Para Maria Lucia, existe um “sistema da dívida” no Brasil. Nesta entrevista ao
Sul21,
ela explica que esse sistema foi orquestrado pelo aparato financeiro
internacional com a anuência de diversos governos desde a ditadura
militar.
“O sistema consiste na usurpação do instrumento de endividamento
público. Em vez de ser um instrumento que aporta recursos ao Estado,
passou a ser um ralo para escoar esses recursos. É esse sistema que
influencia o modelo econômico. Quais são as metas econômicas do governo
federal? Não são metas de bem estar social.
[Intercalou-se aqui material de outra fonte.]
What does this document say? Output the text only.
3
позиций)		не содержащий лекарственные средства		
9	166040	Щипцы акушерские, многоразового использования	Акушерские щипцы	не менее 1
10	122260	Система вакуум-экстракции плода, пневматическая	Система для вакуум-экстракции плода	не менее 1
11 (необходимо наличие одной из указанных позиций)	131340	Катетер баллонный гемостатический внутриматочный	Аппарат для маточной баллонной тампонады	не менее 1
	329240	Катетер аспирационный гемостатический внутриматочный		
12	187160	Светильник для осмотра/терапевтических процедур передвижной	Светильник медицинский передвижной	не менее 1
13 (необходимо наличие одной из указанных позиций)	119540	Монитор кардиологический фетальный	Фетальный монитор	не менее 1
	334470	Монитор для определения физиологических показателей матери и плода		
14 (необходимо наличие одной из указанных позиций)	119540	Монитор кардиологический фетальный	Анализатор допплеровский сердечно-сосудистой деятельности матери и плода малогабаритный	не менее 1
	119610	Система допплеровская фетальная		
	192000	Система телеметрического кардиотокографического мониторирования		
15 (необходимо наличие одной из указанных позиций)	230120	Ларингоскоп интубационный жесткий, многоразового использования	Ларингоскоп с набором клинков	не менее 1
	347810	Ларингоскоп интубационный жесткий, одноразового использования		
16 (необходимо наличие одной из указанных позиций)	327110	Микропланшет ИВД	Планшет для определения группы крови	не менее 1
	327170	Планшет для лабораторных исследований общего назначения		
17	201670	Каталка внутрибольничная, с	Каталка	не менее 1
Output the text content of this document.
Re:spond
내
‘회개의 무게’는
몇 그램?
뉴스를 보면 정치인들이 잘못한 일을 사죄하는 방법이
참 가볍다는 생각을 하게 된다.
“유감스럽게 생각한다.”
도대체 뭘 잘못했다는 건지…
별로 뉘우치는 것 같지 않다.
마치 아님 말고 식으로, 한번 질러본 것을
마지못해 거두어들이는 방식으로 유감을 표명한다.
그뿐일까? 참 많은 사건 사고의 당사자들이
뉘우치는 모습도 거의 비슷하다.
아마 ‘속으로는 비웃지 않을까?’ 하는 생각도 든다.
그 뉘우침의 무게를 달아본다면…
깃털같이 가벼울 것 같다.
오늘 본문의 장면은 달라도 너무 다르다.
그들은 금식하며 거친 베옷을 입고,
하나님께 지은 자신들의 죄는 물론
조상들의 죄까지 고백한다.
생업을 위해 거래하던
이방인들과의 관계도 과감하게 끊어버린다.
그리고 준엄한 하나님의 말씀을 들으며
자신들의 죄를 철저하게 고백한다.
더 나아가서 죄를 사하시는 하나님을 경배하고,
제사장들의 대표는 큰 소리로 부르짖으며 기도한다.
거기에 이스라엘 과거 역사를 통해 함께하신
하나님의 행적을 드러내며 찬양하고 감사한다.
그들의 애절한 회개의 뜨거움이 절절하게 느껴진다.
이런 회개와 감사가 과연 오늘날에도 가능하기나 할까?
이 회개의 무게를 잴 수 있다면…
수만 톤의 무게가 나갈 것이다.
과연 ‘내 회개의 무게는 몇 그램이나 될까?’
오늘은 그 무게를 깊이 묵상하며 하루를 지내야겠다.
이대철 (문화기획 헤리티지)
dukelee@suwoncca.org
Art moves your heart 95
São metas de controlar a
inflação e atingir o superávit primário. Se não há recurso para pagar a
dívida e atingir o superávit, então o governo corta o orçamento de
diversas áreas”, critica.
A auditora aposentada foi uma das seis estrangeiras escolhidas pelo
presidente do Equador, Rafael Correa, para realizar uma auditoria da
dívida pública do país, em 2007. Com essa atitude, o Equador reduziu em
70% o gasto com a dívida. “Foi uma lição de soberania ao mundo”, defende
Maria Lucia.
Ela esteve em Porto Alegre nesta semana para participar do XXII
Congresso da Federação Nacional das Entidades dos Servidores dos
Tribunais de Contas do Brasil (FENASTC).
“A dívida brasileira hoje, somando a externa e a interna, está em
quase R$ 3,5 trilhões e absorve quase meio orçamento por ano. Em 2011, o
governo pagou R$ 708 bilhões”
Sul21 – Como surgiu o movimento?
Maria Lucia Fattorelli - O movimento existe desde 2000,
quando houve o grande plebiscito popular da dívida no Brasil. Esse
plebiscito foi convocado por entidades da sociedade civil, igrejas,
partidos políticos, sindicatos e associações. Foi realizado em mais de
3,3 mil municípios em todo o país e colheu mais de 6 milhões de votos.
Em toda a década de 90, vínhamos debatendo esse assunto. Se o Brasil é
tão rico, por que temos tantos problemas sociais? Chegamos à conclusão
de que a mãe das dívidas sociais era a dívida externa. Na época, a face
da dívida era a externa. O plebiscito que organizamos tinha três
perguntas e uma delas era: “Você concorda em continuar pagando a dívida
sem a realização da auditoria prevista na Constituição?”. A Constituição
de 1988, no artigo 26 das disposições transitórias, prevê a realização
de uma ampla auditoria por uma comissão mista convocada pelo Congresso
Nacional. Terminado o plebiscito, entregamos os resultados para o
Executivo, o Legislativo e o Judiciário. Passaram-se meses e não
aconteceu absolutamente nada, então as entidades voltaram a se reunir
para discutir o que fazer. Mais de 80 entidades nacionais e alguns
parlamentares propuseram a continuidade da luta iniciada com o
plebiscito através de um movimento pela auditoria cidadã.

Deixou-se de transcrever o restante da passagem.